In other words, suck it up, princess.

I live in a country area of Tasmania and, even here, city visitors marvel at the night sky. Go a few miles out of town and its even more mesmerising. Camp out up on the Central Plateau and the stars are like jewels. I still look at the stars practically every night.

I go to bed early but am woken by the builders. There are four of them, lying on the ground near my tent, in thrall to the hectic night sky.

“Shut up!” I yell.

But Ryan, who hails from “the dodgy part” of Kent, does not want to go to sleep.

“Look at the fookin’ sky and all those stars,” he says, with a voice full of wonder.

As the days pass, though, our intrepid Guardian correspondent steadfastly refuses to be of any actual use.

I visit the site although I don’t do any work…I offer to help lay the gravel, whatever that means, but oversleep and miss it…

To crown her contributions, the Guardian writer goes and gets bogged in a salt pan, trying to go to the beach.

Here, I can sympathise in some way: I grew up near salt pans. They might look nice and flat and shallow, but you’ll easily sink up to your knees – or further – in the stinking mud. More than likely you’ll lose shoes or gumboots trying to get out of the muck.

After that, it’s time for me to return to down south. While I’m still covered in lumps and oozing sores, I don’t have so much as a callus from my week on a building site.

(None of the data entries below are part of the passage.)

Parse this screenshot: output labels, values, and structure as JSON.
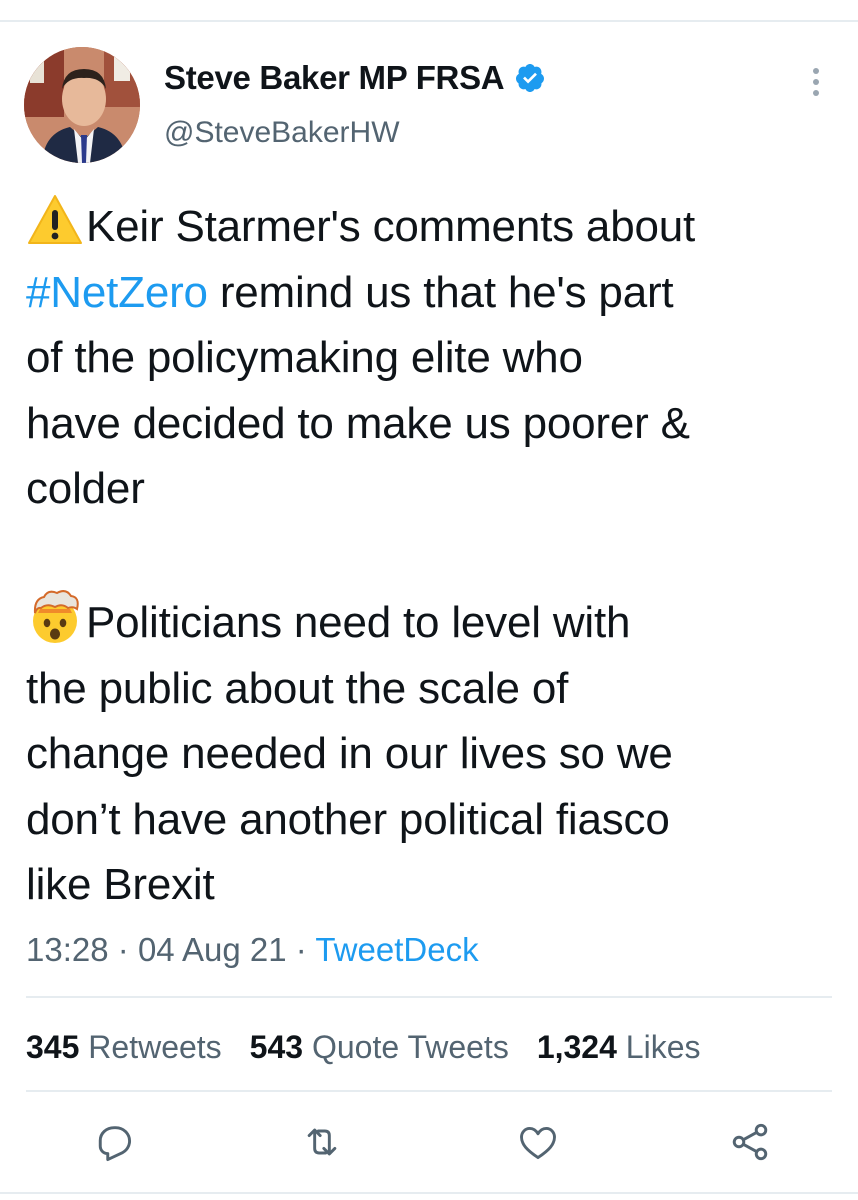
{
  "tweet": {
    "author": {
      "display_name": "Steve Baker MP FRSA",
      "handle": "@SteveBakerHW",
      "verified": true
    },
    "text_lines_paragraph1": [
      "Keir Starmer's comments about",
      "#NetZero",
      " remind us that he's part",
      "of the policymaking elite who",
      "have decided to make us poorer &",
      "colder"
    ],
    "text_lines_paragraph2": [
      "Politicians need to level with",
      "the public about the scale of",
      "change needed in our lives so we",
      "don’t have another political fiasco",
      "like Brexit"
    ],
    "emoji": {
      "paragraph1": "warning-emoji",
      "paragraph2": "exploding-head-emoji"
    },
    "time": "13:28",
    "date": "04 Aug 21",
    "separator": "·",
    "source": "TweetDeck"
  },
  "stats": {
    "retweets_count": "345",
    "retweets_label": "Retweets",
    "quotes_count": "543",
    "quotes_label": "Quote Tweets",
    "likes_count": "1,324",
    "likes_label": "Likes"
  },
  "icons": {
    "more": "more-vertical-icon",
    "reply": "reply-icon",
    "retweet": "retweet-icon",
    "like": "heart-icon",
    "share": "share-icon"
  },
  "colors": {
    "text": "#0f1419",
    "secondary": "#536471",
    "link": "#1d9bf0",
    "verified": "#1d9bf0",
    "divider": "#e6ecf0"
  }
}
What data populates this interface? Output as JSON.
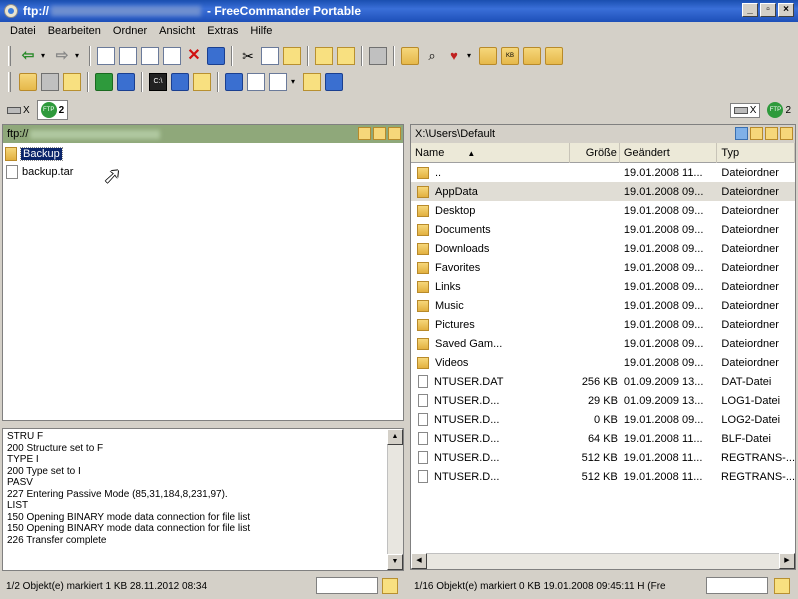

I can do things in a city – like jaywalk across four lanes of traffic while holding three big bags, a coffee and sending a tweet – but take me to a building site at the Kimberley and I’m as useful as tits on a bull.


While it’s a bit satisfying to have a chuckle at these city softies confronting the hard reality of life outside the latte belt, at least they’ve given it a go. And they’ve learned that maybe instead of joining their pals sneering at us deplorables in the sticks, they might actually have something to learn.